In both 2019 and 2020, AVL signed option agreements to purchase land for the processing plant, and is now saying this new agreement replaces the previous option agreements and allows AVL to define, subdivide and purchase a portion of the land under option.
Under the agreement, AVL is granted a licence to access the option land immediately for the purpose of drilling, engineering, surveying and excavation, it said in its statement to the Australian Stock Exchange (ASX).
Back in April 2022, AVL announced its feasibility studies into a vanadium mine near Meekatharra, part of its two-pronged “pit to battery” strategy, found the mining project to be “bankable.” At the time, the company said it expected to reach financial investment decision (FID) for the mine by fourth quarter of 2022, with construction to commence in the fourth quarter of 2023.
This has not come to pass, and given the company first signed land agreements for the Tenindewa land four years ago, it would appear the company’s vision is not as easy to realise as it previously anticipated.
AVL is not the only vanadium hopeful in Australia to face delays. In 2022, Perth-based mining technology company TNG Limited, owner of the major vanadium Mount Peake Project in the Northern Territory, had its leadership team ousted in what was described as a “masterclass” in shareholder activism.
Grant Wilson, a former Australia Financial Review columnist and hedge fund manager, took over as the company’s new director after running a campaign criticising the slow progress of the Mount Peake project, which promised to begin construction in 2018 but was still finalising engineering and approvals some four years later.
There are currently just a handful of vanadium mines operating in the world, with Australia home to some of the world’s biggest untapped deposits.

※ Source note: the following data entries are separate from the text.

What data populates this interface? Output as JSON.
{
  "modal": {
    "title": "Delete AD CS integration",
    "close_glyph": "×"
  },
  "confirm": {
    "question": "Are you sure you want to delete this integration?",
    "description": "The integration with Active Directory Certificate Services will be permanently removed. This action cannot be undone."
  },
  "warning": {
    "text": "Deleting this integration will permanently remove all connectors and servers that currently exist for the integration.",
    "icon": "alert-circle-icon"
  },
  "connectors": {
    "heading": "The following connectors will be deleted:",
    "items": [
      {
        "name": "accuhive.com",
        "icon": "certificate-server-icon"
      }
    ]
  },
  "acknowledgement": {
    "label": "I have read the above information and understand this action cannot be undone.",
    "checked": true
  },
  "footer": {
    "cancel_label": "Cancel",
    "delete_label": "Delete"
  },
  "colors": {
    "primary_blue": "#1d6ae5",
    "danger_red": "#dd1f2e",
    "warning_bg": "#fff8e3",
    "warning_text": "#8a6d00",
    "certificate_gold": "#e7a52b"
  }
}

In June this year, critical minerals company Vecco Group celebrated the official opening of Australia’s first commercial-scale vanadium battery electrolyte manufacturing facility in Townsville. The vanadium used in that production will initially be imported, but like AVL and TNG (now renamed Tivan), Vecco is developing its own mine to feed into the processing and manufacturing arm of its business. It is hoping for its Debella Critical Minerals Mine, located near Julia Creek, about 650 kilometres west of Townsville, to begin production in 2024.